Would you kill ten dogs and one of the dogs knew the cure for cancer? j/k
Anonymous
I LIKE my dog more but I LOVE my children more. The kids can be super annoying and break your heart.
Anonymous
Of course- I love my children more than anything or anyone in the world.
Anonymous
Anonymous wrote:God no. You people are rotten.


So you are saying that if you had a child and a pet that were incompatible, that you would prioritize the pet. So if you had a dog and brought a baby home, the dog was jealous and started biting the baby, that you would put the baby up for adoption to keep your beloved dog? If as another poster put it, you had to choose between saving your child or saving your pet, that you would either equivocate and not be able to choose or that you would choose the pet?

I completely understand people who love their pet immensely and would be absolutely crushed to lose the pet. However, I don't understand those who would love a pet so much that they would prioritize the pet over their own child.
Anonymous
When my kids would ask which one of them was my favorite, I always said my dog (She was pre-kids, pre-husband). Most of the time I meant it too . I lost her last year, and I am still mourning her loss.
Anonymous
Apples and oranges. It's like asking if you love your children more than your spouse, or your mom more than your kids, or your sister more than your brother. Different relationships, histories, expectations, etc.

I really love my cat. I've had him for nearly 20 years and he's been a near constant companion. We've both seen each other through serious medical issues and I have lots of memories of caring for him when he almost died, but also him lying in bed with me when I was recuperating. I also had a bout with depression years ago and I remember him being such a source of comfort during that time. I know he's nearing the end of his life and thinking about it makes me desperately sad but also so, so grateful for our time together. He's lived with me his entire life and for most of my adult life. It's a really important relationship in my life! And I can't imagine loving him or any other animal any more than I do.

My relationship with my kid is totally different! I literally made her body with my body and gave birth to her. She depended on me for everything from the day she was born in a way my cat never has. On the one hand we are much more tightly bonded because of this connection, it's so unique. My cat is more like a dear, dear friend than a child. On the other hand, because of this difference, I rely on my cat in a way I would never relay on my kid, because I wouldn't want to burden her. I'll seek my cat out at 2am if I can't sleep and need company while I worry over something, and he's happy to oblige and give me cuddles and purrs to soothe me. If I did that with my kid I think it would be emotionally abusive -- she's a child and it's not her job to make me feel better when I'm stressed.

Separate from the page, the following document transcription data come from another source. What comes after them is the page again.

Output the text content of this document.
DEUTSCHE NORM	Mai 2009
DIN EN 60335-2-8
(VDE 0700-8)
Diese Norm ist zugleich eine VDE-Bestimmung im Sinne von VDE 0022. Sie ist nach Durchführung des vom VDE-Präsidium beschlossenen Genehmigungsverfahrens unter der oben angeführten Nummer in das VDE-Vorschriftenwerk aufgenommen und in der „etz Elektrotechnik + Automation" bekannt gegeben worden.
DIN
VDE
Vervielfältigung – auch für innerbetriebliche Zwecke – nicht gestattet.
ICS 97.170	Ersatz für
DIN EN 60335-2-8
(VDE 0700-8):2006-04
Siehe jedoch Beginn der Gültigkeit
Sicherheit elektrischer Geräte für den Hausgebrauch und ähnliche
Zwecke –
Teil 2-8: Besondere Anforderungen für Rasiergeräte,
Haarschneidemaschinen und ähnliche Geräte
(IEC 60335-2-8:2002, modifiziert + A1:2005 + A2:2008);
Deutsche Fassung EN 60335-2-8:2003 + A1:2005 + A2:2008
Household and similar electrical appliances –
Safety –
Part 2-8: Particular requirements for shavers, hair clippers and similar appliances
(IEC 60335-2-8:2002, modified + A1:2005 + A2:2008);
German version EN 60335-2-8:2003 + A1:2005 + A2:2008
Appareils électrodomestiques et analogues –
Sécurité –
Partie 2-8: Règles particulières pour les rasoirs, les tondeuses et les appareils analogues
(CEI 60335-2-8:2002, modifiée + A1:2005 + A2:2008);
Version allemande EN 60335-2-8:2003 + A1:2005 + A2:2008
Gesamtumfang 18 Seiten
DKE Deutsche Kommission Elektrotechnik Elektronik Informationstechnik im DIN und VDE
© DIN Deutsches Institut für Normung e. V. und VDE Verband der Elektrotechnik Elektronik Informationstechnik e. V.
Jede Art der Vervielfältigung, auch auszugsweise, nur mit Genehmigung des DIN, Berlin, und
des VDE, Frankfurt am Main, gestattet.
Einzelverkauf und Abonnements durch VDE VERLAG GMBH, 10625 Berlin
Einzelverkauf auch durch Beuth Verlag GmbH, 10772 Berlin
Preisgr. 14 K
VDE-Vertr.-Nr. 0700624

I think my cat is probably the best friend I've had in my adult life, in terms of how long we've been together and how much support we offer each other. And I have some great friends! But they don't live with me and aren't physically present the way he is. But he's not a child. That's just a different thing.

I would never say I love one or the other one more. It's just different relationships. I'm going to watch my cat die (probably help him do it) and I've known that since I got him. If I had to watch my daughter die, I think I'd probably kill myself. That's the kind of idea that a parent just can't accept -- you aren't supposed to outlive your children.

Like I said, apples and oranges.
Anonymous
Anonymous wrote:What a crazy thread. How is this even a close call? Western society is doomed.

In a trolley problem sort of scenario, I would kill MY dog to save YOUR kid (hell, any kid) 100% of the time. And I would do it happily, it's a freaking human life!


This! I have a puppy and… I like her. Wouldn’t risk my life for her, though. At the end of the day, she’s a dog.